Wat is een roman eigenlijk? En in godsnaam, hoe schrijf je er een als je in de eerste plaats dichter bent? Ester Naomi Perquin (1980) had geen idee. ‘Je kunt binnen het genre wel tien verschillende boeken aanwijzen, die heten dan allemaal roman. Ik ben nog niet zo lang schrijver. Nog steeds niet eigenlijk. Of nee, ik weet het niet. Schrijvers zijn een heel ander soort mensen dan dichters. Ik snap nu wel dat romanschrijvers chagrijniger overkomen dan dichters; ze zitten jarenlang opgesloten in een kamertje zonder dat iemand klapt. Dichters zijn best wel heel gezellig.’

Het is half oktober en dichter én schrijver Perquin, ja toch echt, roert in een pannetje zelfgemaakte tomatensoep in haar bovenwoning in Rotterdam-Noord. Nog even en Tot alles in beweging komt verschijnt; haar debuutroman over Ela, een voormalig cipier (‘Cipres, zeg ik altijd’) die al jaren werkt aan een ‘ontsnappingsboek’; een boek over mensen die ergens aan zijn ontkomen. Of juist niet. Intussen dringt een ander, veel persoonlijker verhaal zich aan haar op: dat van haar jeugd en het gezin waar ze uitkomt.

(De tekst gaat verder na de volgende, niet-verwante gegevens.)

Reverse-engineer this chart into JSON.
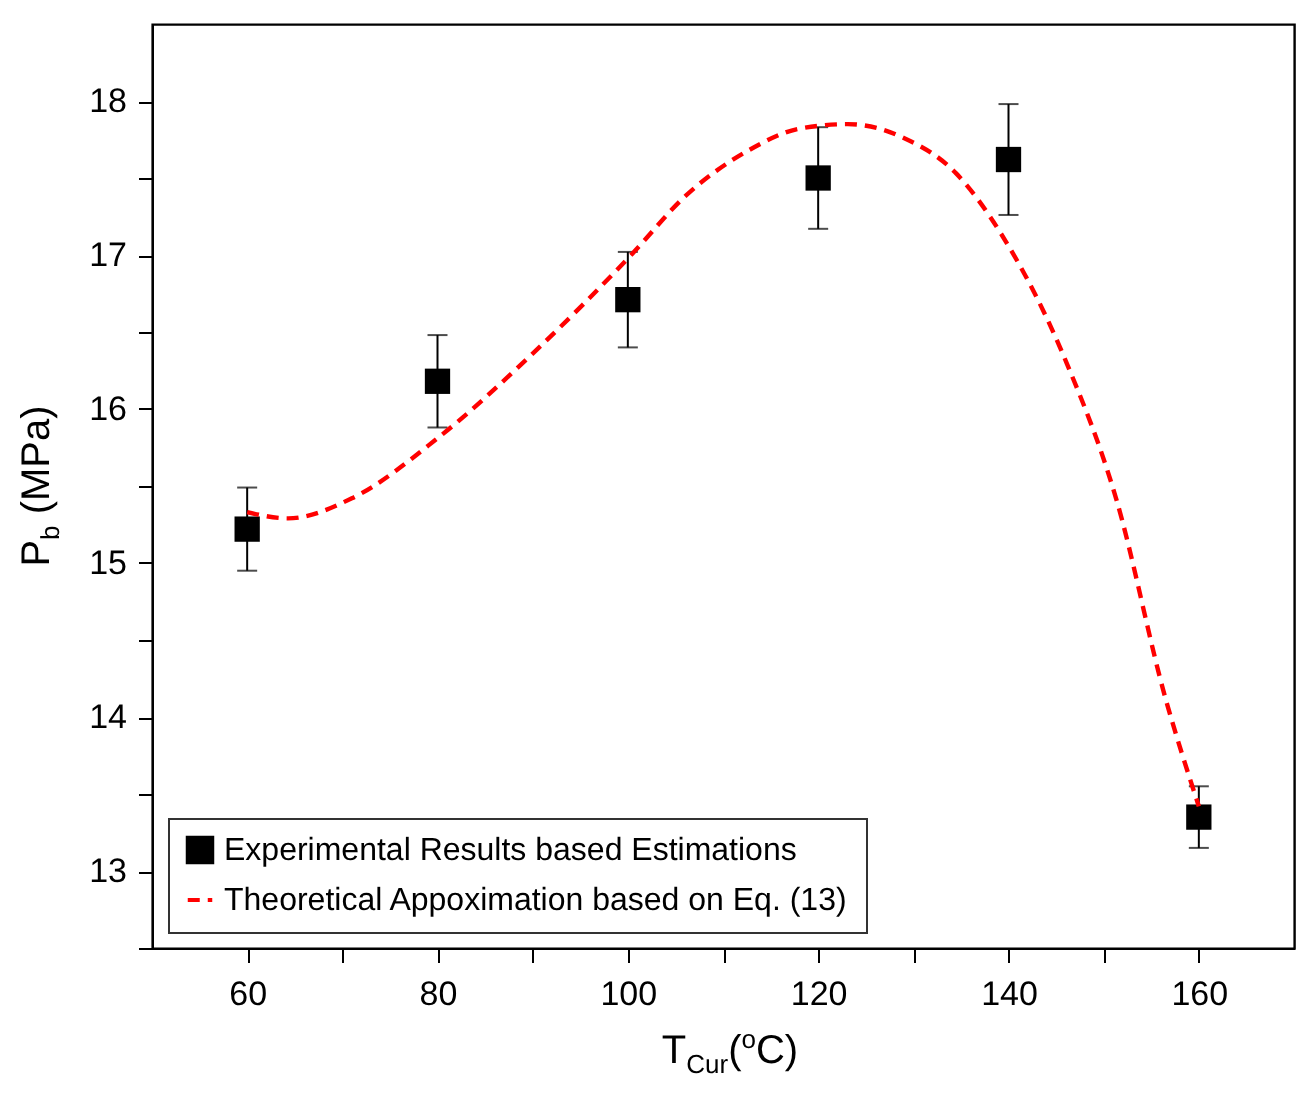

Een familiegeheim stelt de relatie met haar (overleden) vader, moeder en broers op de proef. Bovendien is Ela zwanger, na twee zoons is er een dochter op komst; een gebeurtenis die langzaam maar zeker in een minder onschuldig daglicht komt te staan. Dwars door passages over ontsnappingspogingen van uiteenlopende ex-gedetineerden en Ela’s overpeinzingen over het (aanstaande) moederschap dringen nieuwe kwesties zich op – over vaderschap, en daderschap.

De gevangenis leek mij een ideale plek. Er kan niemand uit, maar er komt ook niemand binnen. Dat voelde heel veilig

Ester Naomi Perquin

Gangenstelsel

Tot alles in beweging komt is een roman die je, nadat je ’m uit hebt, meteen opnieuw wilt lezen. Omdat er zo veel lagen in zitten, dat ze bijna onmogelijk met één keer graven te bereiken zijn. Als de schepper van een ondergronds gangenstelsel verbindt Perquin onder de oppervlakte ogenschijnlijk losstaande thema’s en situaties. Achteraf denk je: natúúrlijk hangt dit allemaal samen.

Perquin: ‘Op een gegeven moment omschreef ik wat ik van plan was aan een vriendin. Ik zei: “Het gaat over een kind krijgen als je veertig bent en voor het eerst een meisje. Het gaat over zelf kind zijn en meemaken dat je zieke vader sterft. Het gaat over moederschap en wat je je daar wel of niet in kunt permitteren. Het gaat over allerlei vormen van gevangenschap. Over machtsmisbruik, over de wisselende rollen van dader en slachtoffer. Over opsluiting in je lichaam, of je geest.” Ik probeerde het allemaal zo goed mogelijk te splitsen, maar zij begon steeds zorgelijker te kijken. Aan het einde van het gesprek barstte ze in tranen uit en zei ze: het komt nooit meer goed met jou. Nee hoor, dat zei ze niet. Maar ze zei wel: dit zijn vijf boeken, dat moet je toch helemaal niet doen?’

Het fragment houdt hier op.